A very interesting article:

We commonly use the term “burnout” to describe the state of exhaustion suffered by the likes of Steve. It occurs when we find ourselves taken over by this internal protest against all the demands assailing us from within and without, when the momentary resistance to picking up a glass becomes an ongoing state of mind.

Burnout didn’t become a recognised diagnosis until 1974, when the German-American psychologist Herbert Freudenberger applied the term to the increasing number of cases he encountered of “physical or mental collapse caused by overwork or stress”. The relationship to stress and anxiety is crucial, for it distinguishes burnout from simple exhaustion. Run a marathon, paint your living room, catalogue your collection of tea caddies, and the tiredness you experience will be infused with a deep satisfaction and faintly haloed in smugness – feelings that confirm you’ve discharged your duty to the world for at least the remainder of the day.

The exhaustion experienced in burnout combines an intense yearning for this state of completion with the tormenting sense that it cannot be attained, that there is always some demand or anxiety or distraction which can’t be silenced. In his 1960 novel “A Burnt-Out Case” (the title may have helped bring the term into general circulation), Graham Greene parallels the mental and spiritual burnout of Querry, the protagonist, with the “burnt-out cases” of leprosy he witnesses in the Congo. Querry believes he’s “come to the end of desire”, his emotions amputated like the limbs of the lepers he encounters, and the rest of his life will be endured in a state of weary indifference.


You feel burnout when you’ve exhausted all your internal resources, yet cannot free yourself of the nervous compulsion to go on regardless. Life becomes something that won’t stop bothering you. Among its most frequent and oppressive symptoms is chronic indecision, as though all the possibilities and choices life confronts you with cancel each other out, leaving only an irritable stasis.

…In previous generations, depression was likely to result from internal conflicts between what we want to do and what authority figures – parents, teachers, institutions – wish to prevent us from doing. But in our high-performance society, it’s feelings of inadequacy, not conflict, that bring on depression. The pressure to be the best workers, lovers, parents and consumers possible leaves us vulnerable to feeling empty and exhausted when we fail to live up to these ideals. In “The Weariness of the Self” (1998), an influential study of modern depression, the French sociologist Alain Ehrenberg argues that in the liberated society which emerged during the 1960s, guilt and obedience play less of a role in the formation of the self than the drive to achieve. The slogan of the “attainment society” is “I can” rather than “I must”.

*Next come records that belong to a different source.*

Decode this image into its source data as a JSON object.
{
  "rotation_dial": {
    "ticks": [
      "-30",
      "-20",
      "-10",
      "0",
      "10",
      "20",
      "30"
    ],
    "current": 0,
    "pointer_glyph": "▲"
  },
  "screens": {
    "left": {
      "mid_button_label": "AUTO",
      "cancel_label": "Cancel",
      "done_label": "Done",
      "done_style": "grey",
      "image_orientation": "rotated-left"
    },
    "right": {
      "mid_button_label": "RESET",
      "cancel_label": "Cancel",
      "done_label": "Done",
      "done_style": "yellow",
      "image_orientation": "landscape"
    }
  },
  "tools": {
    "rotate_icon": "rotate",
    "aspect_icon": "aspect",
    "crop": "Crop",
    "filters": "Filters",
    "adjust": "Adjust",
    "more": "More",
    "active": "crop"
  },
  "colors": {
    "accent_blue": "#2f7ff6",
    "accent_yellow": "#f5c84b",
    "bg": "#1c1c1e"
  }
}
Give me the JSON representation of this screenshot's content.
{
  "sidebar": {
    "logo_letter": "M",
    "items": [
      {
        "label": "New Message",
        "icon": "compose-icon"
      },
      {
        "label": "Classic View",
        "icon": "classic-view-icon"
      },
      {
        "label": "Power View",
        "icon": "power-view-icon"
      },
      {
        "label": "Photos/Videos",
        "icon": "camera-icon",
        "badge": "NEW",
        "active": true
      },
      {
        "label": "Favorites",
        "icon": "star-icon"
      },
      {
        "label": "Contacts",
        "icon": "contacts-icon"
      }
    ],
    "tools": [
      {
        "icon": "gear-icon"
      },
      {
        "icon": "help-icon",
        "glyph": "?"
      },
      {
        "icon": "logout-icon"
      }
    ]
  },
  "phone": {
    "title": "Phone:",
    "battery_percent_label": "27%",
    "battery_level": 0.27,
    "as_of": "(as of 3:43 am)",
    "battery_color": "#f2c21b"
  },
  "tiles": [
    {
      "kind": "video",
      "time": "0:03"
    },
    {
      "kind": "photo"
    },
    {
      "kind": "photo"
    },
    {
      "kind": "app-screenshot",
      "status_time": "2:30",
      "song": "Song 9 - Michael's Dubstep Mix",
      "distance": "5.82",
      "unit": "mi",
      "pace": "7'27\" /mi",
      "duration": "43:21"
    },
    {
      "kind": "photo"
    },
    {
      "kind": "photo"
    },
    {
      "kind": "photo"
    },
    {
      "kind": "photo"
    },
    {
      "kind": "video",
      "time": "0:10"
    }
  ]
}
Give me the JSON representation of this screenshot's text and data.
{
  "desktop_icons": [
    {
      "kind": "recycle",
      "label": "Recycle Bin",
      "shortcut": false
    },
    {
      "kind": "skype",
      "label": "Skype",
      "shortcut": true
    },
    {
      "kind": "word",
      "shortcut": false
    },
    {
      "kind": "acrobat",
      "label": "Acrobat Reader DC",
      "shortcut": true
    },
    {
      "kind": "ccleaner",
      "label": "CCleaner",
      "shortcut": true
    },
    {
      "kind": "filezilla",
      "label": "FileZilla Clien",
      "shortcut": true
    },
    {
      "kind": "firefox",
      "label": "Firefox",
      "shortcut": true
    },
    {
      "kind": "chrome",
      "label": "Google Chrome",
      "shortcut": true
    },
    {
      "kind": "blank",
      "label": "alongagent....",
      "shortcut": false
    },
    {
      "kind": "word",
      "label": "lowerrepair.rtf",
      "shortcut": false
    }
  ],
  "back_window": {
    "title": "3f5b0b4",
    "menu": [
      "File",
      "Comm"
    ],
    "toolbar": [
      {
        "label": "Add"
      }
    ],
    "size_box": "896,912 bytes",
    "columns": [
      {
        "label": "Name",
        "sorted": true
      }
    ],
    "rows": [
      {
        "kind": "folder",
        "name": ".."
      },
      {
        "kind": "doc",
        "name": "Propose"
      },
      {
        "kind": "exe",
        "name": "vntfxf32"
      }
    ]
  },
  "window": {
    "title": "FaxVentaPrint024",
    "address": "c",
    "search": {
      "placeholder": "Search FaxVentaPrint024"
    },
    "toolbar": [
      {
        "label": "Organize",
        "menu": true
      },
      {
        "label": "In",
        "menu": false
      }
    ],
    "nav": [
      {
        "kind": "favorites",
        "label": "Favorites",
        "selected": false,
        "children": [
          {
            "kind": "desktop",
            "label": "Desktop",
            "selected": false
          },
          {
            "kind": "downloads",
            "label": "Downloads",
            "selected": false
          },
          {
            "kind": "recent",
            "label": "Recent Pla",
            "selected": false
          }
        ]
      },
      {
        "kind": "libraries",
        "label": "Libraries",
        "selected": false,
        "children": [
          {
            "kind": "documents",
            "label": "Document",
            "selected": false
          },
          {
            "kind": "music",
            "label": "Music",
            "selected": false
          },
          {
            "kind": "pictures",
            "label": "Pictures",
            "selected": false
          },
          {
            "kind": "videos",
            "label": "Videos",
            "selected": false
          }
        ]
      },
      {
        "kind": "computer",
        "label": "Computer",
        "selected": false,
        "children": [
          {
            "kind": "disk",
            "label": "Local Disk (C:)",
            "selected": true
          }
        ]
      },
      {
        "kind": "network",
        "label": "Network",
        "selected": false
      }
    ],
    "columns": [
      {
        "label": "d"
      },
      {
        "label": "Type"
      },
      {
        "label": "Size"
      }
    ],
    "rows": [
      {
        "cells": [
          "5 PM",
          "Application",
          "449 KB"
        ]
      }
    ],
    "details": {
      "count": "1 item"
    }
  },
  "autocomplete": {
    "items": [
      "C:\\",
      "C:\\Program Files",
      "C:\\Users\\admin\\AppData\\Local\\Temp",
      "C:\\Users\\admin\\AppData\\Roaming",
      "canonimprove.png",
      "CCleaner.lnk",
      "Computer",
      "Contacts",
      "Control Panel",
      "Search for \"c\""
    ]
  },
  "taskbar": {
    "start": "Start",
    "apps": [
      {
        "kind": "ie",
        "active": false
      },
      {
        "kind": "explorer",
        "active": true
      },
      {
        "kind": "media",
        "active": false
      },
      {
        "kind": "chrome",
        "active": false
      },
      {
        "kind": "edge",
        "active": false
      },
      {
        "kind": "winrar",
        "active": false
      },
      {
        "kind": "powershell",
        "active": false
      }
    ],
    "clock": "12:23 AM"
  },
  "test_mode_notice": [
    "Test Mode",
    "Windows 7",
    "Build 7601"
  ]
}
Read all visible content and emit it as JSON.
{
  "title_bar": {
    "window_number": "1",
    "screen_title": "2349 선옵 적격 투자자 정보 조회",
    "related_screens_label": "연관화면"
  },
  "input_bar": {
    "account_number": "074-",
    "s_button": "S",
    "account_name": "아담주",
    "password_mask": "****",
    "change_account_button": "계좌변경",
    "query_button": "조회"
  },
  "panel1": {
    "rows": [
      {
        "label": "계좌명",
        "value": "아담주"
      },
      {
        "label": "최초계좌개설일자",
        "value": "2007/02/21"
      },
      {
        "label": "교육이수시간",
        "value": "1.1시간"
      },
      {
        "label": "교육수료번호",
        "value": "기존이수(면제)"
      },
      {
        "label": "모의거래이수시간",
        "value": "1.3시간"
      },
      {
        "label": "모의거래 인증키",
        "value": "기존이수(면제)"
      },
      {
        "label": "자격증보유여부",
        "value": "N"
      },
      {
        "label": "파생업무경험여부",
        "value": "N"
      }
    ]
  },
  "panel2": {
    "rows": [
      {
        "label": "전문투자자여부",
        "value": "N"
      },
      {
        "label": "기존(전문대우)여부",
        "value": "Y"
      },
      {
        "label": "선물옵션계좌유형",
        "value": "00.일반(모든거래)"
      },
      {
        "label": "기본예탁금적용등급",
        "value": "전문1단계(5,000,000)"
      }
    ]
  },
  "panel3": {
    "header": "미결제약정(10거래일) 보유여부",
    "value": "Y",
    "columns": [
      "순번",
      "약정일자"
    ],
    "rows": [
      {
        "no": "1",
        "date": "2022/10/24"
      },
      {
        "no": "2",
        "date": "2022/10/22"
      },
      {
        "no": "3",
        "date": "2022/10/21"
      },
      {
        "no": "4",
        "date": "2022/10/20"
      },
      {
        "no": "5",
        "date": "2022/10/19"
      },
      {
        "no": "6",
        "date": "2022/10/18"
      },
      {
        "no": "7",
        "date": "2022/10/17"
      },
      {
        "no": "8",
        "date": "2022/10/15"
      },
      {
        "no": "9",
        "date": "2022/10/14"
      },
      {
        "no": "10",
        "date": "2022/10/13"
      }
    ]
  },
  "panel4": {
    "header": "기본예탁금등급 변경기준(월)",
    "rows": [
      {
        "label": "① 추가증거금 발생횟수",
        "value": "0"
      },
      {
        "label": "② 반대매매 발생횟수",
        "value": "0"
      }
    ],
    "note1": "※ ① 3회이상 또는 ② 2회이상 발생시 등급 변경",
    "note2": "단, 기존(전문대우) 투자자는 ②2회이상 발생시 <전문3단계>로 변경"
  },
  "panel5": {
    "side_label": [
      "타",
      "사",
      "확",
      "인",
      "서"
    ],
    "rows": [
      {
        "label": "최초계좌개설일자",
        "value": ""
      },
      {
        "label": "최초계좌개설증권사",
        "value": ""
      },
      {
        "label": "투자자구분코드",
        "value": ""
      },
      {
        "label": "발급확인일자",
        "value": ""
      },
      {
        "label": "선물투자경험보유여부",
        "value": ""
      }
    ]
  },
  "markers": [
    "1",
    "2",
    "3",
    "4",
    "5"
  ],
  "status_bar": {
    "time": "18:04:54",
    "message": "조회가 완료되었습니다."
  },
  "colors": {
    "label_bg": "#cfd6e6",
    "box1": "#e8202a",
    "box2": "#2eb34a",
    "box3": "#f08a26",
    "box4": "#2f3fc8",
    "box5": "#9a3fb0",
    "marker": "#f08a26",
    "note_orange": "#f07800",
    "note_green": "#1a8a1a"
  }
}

For all their differences, Steve’s and Susan’s parents were alike in protecting the child from awareness of the limits imposed by both themselves and the world. Susan would complain that the present, the life she was living moment to moment, felt unreal to her. Only the future really mattered, for that was where her ideal life resided. “If I just wait a little longer”, she would remark in a tone of wry despondency, “there’ll be this magically transformative event and everything will come right.”

….This belief, she had come to realise, had taken a suffocating hold on her life: “the longer I live in wait for this magical event, the more I’m not living this life, which is sad, given it’s the only one I’ve got.” Forever anticipating the arrival of the day that would change her life for ever, Susan had come to view her current existence with a certain contempt, a travesty of the perfect one she might have. Her house, her job, the man she was seeing – all of these were thin shadows of the ideal she was pursuing. But the problem with an ideal is that nothing in reality can ever be remotely comparable to it; it tantalises with a future that can never be attained.